Radicalisation AEM

Radicalisation

Case studies with a university student, a computer hacker, and a former drug dealer demonstrate different radicalisation experiences and suggest that radicalisation is not something done to people, but something produced by active participants.

Home-grown terrorism is among the most urgent challenges confronting western societies today. Attempts to understand jihadism often treat this development as a form of political violence, a form of religious extremism, or the result of the manipulation and grooming of vulnerable people. But once we start to explore actual experiences of radicalization we discover a great diversity of experiences, as well as the fact that radicalization is not something done to people, but something produced by active participants.


In this presentation Professor Kevin McDonald explores case studies of different radicalization experiences, based on interviews with members of banned organizations and the social media use of British and French young people who travelled to Syria. He focuses on a university student, a computer hacker, and a former drug dealer. These experiences highlight embodied imaginaries more than political ideologies, conspiracy theories more than religion, and suggest new ways to understand and respond to the allure of jihadism as well as other forms of violent extremism.

This event was held at the University of Sydney on Tuesday 26 June 2018.

Speaker

Before joining Middlesex University as Professor of Sociology and Head of the Department of Criminology and Sociology in 2013, Professor Kevin McDonald has held senior academic positions at the University of Melbourne in Australia, the Ecole des Hautes Etudes en Sciences Sociales in Paris, together with a Marie Curie International Fellowship at Goldsmiths College in London.
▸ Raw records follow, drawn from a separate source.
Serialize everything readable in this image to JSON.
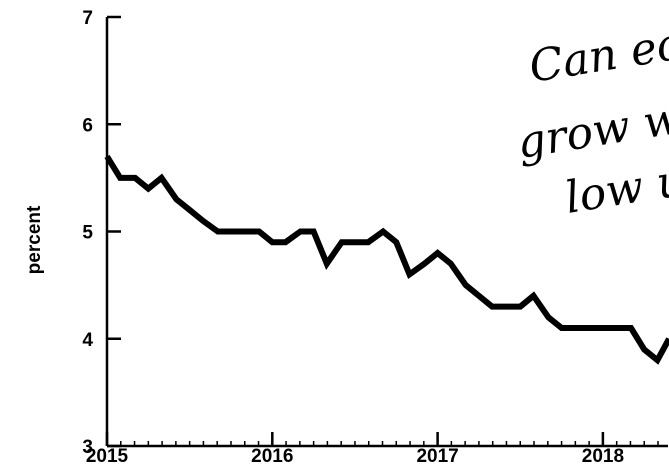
{
  "chart_data": {
    "type": "line",
    "title": "",
    "xlabel": "",
    "ylabel": "percent",
    "ylim": [
      3,
      7
    ],
    "yticks": [
      3,
      4,
      5,
      6,
      7
    ],
    "xlim": [
      2015.0,
      2018.4
    ],
    "xticks": [
      "2015",
      "2016",
      "2017",
      "2018"
    ],
    "grid": false,
    "legend": "none",
    "series": [
      {
        "x": [
          2015.0,
          2015.08,
          2015.17,
          2015.25,
          2015.33,
          2015.42,
          2015.5,
          2015.58,
          2015.67,
          2015.75,
          2015.83,
          2015.92,
          2016.0,
          2016.08,
          2016.17,
          2016.25,
          2016.33,
          2016.42,
          2016.5,
          2016.58,
          2016.67,
          2016.75,
          2016.83,
          2016.92,
          2017.0,
          2017.08,
          2017.17,
          2017.25,
          2017.33,
          2017.42,
          2017.5,
          2017.58,
          2017.67,
          2017.75,
          2017.83,
          2017.92,
          2018.0,
          2018.08,
          2018.17,
          2018.25,
          2018.33,
          2018.4
        ],
        "values": [
          5.7,
          5.5,
          5.5,
          5.4,
          5.5,
          5.3,
          5.2,
          5.1,
          5.0,
          5.0,
          5.0,
          5.0,
          4.9,
          4.9,
          5.0,
          5.0,
          4.7,
          4.9,
          4.9,
          4.9,
          5.0,
          4.9,
          4.6,
          4.7,
          4.8,
          4.7,
          4.5,
          4.4,
          4.3,
          4.3,
          4.3,
          4.4,
          4.2,
          4.1,
          4.1,
          4.1,
          4.1,
          4.1,
          4.1,
          3.9,
          3.8,
          4.0
        ]
      }
    ],
    "annotation": {
      "lines": [
        "Can ec",
        "grow w",
        "low u"
      ]
    }
  }
}
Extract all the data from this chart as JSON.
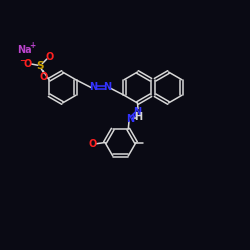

Fluent in three languages, he is a leader of international research networks around engagement and disengagement from violence, social and religious movements and the construction of civil societies, and the empowering role of digital technologies. He is a facilitator with the UK-based Council for Assisting Refugee Academics, where he has worked on its Iraq Research Fellowship Programme, and is a member of the Australian Attorney General's Countering Violent Extremism Research Panel.